Выбрать главу

Подготовку этих проектов координировал академик Николай Петраков. Это была полновесная программа нового этапа демократической Реформации, который наступил после августовского мятежа. Все, однако, ушло в песок. Но сегодня без конца ахать и охать по этому поводу тоже нет смысла. Теперь самое разумное — ответственно и профессионально строить жизнь в России. И пусть другие бывшие советские республики живут так, как они того хотят. Только вот швыряться камнями через границы не надо. Пошлое это занятие.

Я уже рассказывал, как оказался в Фонде Горбачева. Пришел на работу в здание, которое просил в свое время у Горбачева для организации Центра исследований. Но не получил. Михаил Сергеевич начал путешествовать по миру с докладами, лекциями, на разные симпозиумы и конференции. Я в качестве вице-президента рассматривал планы исследовательских работ, семинаров, «круглых столов». И все бы ничего, но однажды я прочел в «Огоньке» материалы подслушивания моих телефонных разговоров, обнаруженных в бывшей канцелярии Горбачева. Мучительно было даже думать об этом. Сразу же ожили и другие обиды, о которых я стал уже забывать. Пошел к Михаилу Сергеевичу, спросил у него, в чем тут дело? Он смутился и сказал: «Может, и меня подслушивали!»
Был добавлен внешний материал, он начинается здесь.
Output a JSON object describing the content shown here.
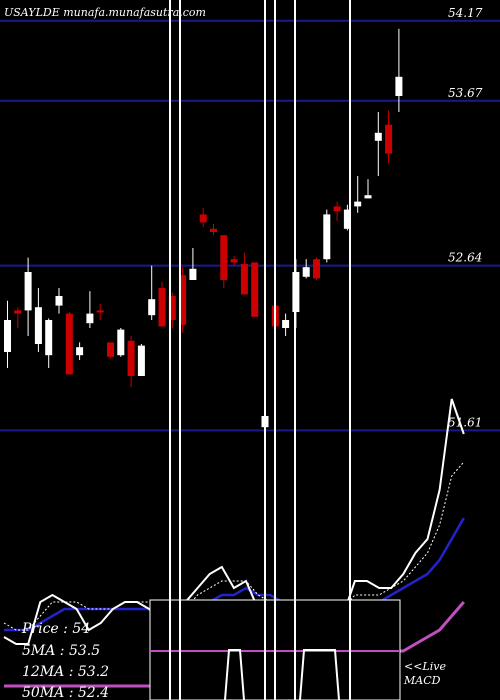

Конечно, подслушивали. Как показало следствие по делу антигосударственного заговора в августе 1991 года, подслушивался весь высший эшелон власти. Материалы подслушивания хранились в «кремлевской кладовке», как называли особо секретные сейфы в общем отделе ЦК КПСС. В материалах говорится, что подавляющую часть коллекции секретов составляли материалы технического контроля, то есть записи подслушанных разговоров. От любопытствующего уха Большого Брата (КГБ) нельзя было отгородиться ничем.

Следователи В. Степанков и Е. Лисов рассказывают, что сфера интересов Крючкова «была поистине безгранична. Слухачи из госбезопасности тщательно записывали разговоры Ельцина, Шеварднадзе, Александра Яковлева, Бакатина, Примакова и многих других союзных и российских руководителей, представителей демократически настроенной интеллигенции, активистов «Мемориала», «Московской трибуны» и прочих движений оппозиционного толка, народных депутатов, журналистов, в том числе и западных. Фиксировались не только беседы о политике. Крючкову было интересно все: кто кого любит или не любит, с кем и как предпочитает проводить свободное время, в какой стране хранит, если смог заработать, валюту, какую еду считает самой вкусной… Ну и мало ли о чем еще можно узнать из разговоров людей, которые вполне доверяют друг другу. Руководитель президентского аппарата тщательно сберегал даже конверты, не говоря уже об автографах вроде предуведомления Крючкова: «Уважаемый Михаил Сергеевич! Это выдержка из материалов технического контроля», или резолюции Горбачева: «Вл. Ал.! Надо бы сориентировать т. Прокофьева (без ссылки на источник)». Болдин прекрасно понимал, какое грозное оружие шантажа представляет собой содержимое его сейфа, неопровержимо доказывающее, что Президент был в курсе антиза- конной деятельности шефа госбезопасности».

После этого случая я не счел возможным работать дальше в Фонде Горбачева. Возникла идея восстановить работу Комиссии по реабилитации жертв политических репрессий, теперь уже в России. Президент Ельцин согласился и назначил меня ее председателем. Я об этом уже писал. Должность общественная, бесплатная. Кроме того, начал создавать собственный фонд. Борис Николаевич поддержал и эту идею. Создал, живу им. Фонд окреп, издает сейчас ранее закрытые документы советской и российской истории XX века. Уже изданы сборники о восстании в Кронштадте, трагедии в Катыни, о Берии, Жукове, двухтомник «Сибирская Вандея», «ГУЛАГ», «Власть и художественная интеллигенция», «Дети ГУЛАГа». Чрезвычайно информативны пятитомник «Как ломали НЭП», двухтомник «1941 год», «Государственный антисемитизм», «Сталинские депортации», «Лубянка». Всего планирую издать до 50–55 томов документов.

Я настроился на работу в фонде и в Комиссии по реабилитации жертв политических репрессий. Тем более что работа этих двух организаций легко совместима по своему содержанию. Стал потихоньку отходить от непосредственной политики. Что-то в деятельности новой власти нравилось, что-то нет. Но всегда находил объяснения и оправдания — дело новое, люди молодые, еще не битые. Но успокаиваться, как оказалось, было рано. Снова задергалась кардиограмма еще больного реваншем общества. Большевики повели дело к устранению от власти Ельцина. Появились всякого рода компроматы, предложения об импичменте. Шум, гам, демагогия.